右腕に残る青あざも消えつつある。松坂が豪州との決戦を前に必勝を予告した。 「内容じゃない。勝つだけ。どんな形であれ、勝てるピッチングをしたいですね」 23日はスタジアム近辺の練習場でランニングや強めのキャッチボールで最終調整。17日のキューバ戦で打球が直撃した右上腕部も、血流を促すマイクロカレント療法や低周波治療などの効果で回復。松坂スマイルがアテネの青い空に輝いた。 1次リーグ1位通過を決めた22日夜、中畑ヘッドコーチ、城島らと豪州vsカナダをネット裏最前列から観戦した。負けた方が準決勝の相手に決まる。18日に日本を9−4で下している豪州は、元中日のディンゴら主力2人を温存した。 “手抜き”の豪州に込み上げる怒り。「この前の豪州はどこに行っちゃったのかな」と松坂。主将の宮本も「(準決勝で)キューバとやるより、日本の方がやりやすいと思ってるんじゃないのかなあ」と苦笑いを浮かべた。 豪州はカナダに0−11と完敗。明らかに“死んだふり”だった。松坂は「一度負けた相手に借りを返したいというのはありますね。前回のキューバ戦のイメージでマウンドに上がります」と全力で立ち向かう覚悟だ。 「選手たちも気持ちが高ぶってきている。一戦一戦チームは強くなっている。絶対にリベンジしてやる」。中畑ヘッドコーチもテンションが急上昇。昨秋のアジア予選から始まった長く厳しい金ロード。松坂の豪腕が最終章へのファンファーレを打ち鳴らす。

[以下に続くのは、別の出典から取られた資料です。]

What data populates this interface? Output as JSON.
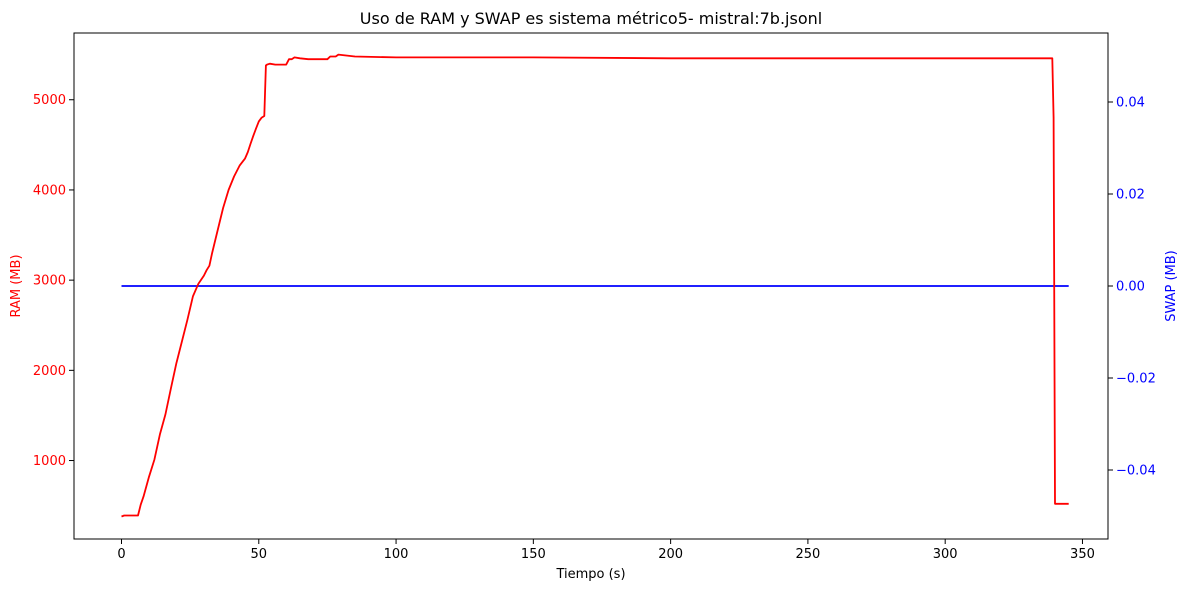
{
  "chart_data": {
    "type": "line",
    "title": "Uso de RAM y  SWAP es sistema métrico5- mistral:7b.jsonl",
    "xlabel": "Tiempo (s)",
    "ylabel_left": "RAM (MB)",
    "ylabel_right": "SWAP (MB)",
    "xlim": [
      -17.3,
      359.3
    ],
    "ylim_left": [
      130,
      5740
    ],
    "ylim_right": [
      -0.055,
      0.055
    ],
    "x_ticks": [
      0,
      50,
      100,
      150,
      200,
      250,
      300,
      350
    ],
    "x_tick_labels": [
      "0",
      "50",
      "100",
      "150",
      "200",
      "250",
      "300",
      "350"
    ],
    "y_left_ticks": [
      1000,
      2000,
      3000,
      4000,
      5000
    ],
    "y_left_tick_labels": [
      "1000",
      "2000",
      "3000",
      "4000",
      "5000"
    ],
    "y_right_ticks": [
      -0.04,
      -0.02,
      0.0,
      0.02,
      0.04
    ],
    "y_right_tick_labels": [
      "−0.04",
      "−0.02",
      "0.00",
      "0.02",
      "0.04"
    ],
    "grid": false,
    "colors": {
      "ram": "#ff0000",
      "swap": "#0000ff",
      "axis": "#000000"
    },
    "series": [
      {
        "axis": "left",
        "color": "#ff0000",
        "x": [
          0,
          1,
          3,
          6,
          7,
          8,
          10,
          12,
          14,
          16,
          18,
          20,
          22,
          24,
          26,
          28,
          30,
          31,
          32,
          33,
          35,
          37,
          39,
          41,
          43,
          45,
          46,
          47,
          48,
          49,
          50,
          51,
          52,
          52.6,
          53,
          54,
          56,
          58,
          60,
          61,
          62,
          63,
          65,
          68,
          70,
          75,
          76,
          78,
          79,
          85,
          100,
          150,
          200,
          250,
          300,
          330,
          339,
          339.5,
          340,
          345
        ],
        "y": [
          380,
          390,
          390,
          390,
          510,
          600,
          820,
          1010,
          1290,
          1510,
          1800,
          2080,
          2320,
          2560,
          2820,
          2960,
          3050,
          3110,
          3160,
          3300,
          3550,
          3800,
          4000,
          4150,
          4270,
          4350,
          4420,
          4510,
          4600,
          4680,
          4760,
          4800,
          4820,
          5380,
          5390,
          5400,
          5390,
          5390,
          5390,
          5450,
          5450,
          5470,
          5460,
          5450,
          5450,
          5450,
          5480,
          5480,
          5500,
          5480,
          5470,
          5470,
          5460,
          5460,
          5460,
          5460,
          5460,
          4800,
          520,
          520
        ]
      },
      {
        "axis": "right",
        "color": "#0000ff",
        "x": [
          0,
          345
        ],
        "y": [
          0.0,
          0.0
        ]
      }
    ]
  }
}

92年バルセロナ大会では、台湾に1次リーグと準決勝で。96年アトランタ大会では、キューバに1次リーグと決勝で。00年シドニー大会では、キューバに1次リーグと準決勝で、韓国に1次リーグと3位決定戦で敗れている。
しっかりと借りを返した例は1度。96年アトランタ大会の1次リーグで米国に5−15と大敗しながら、準決勝では11−2と大差でリベンジに成功している。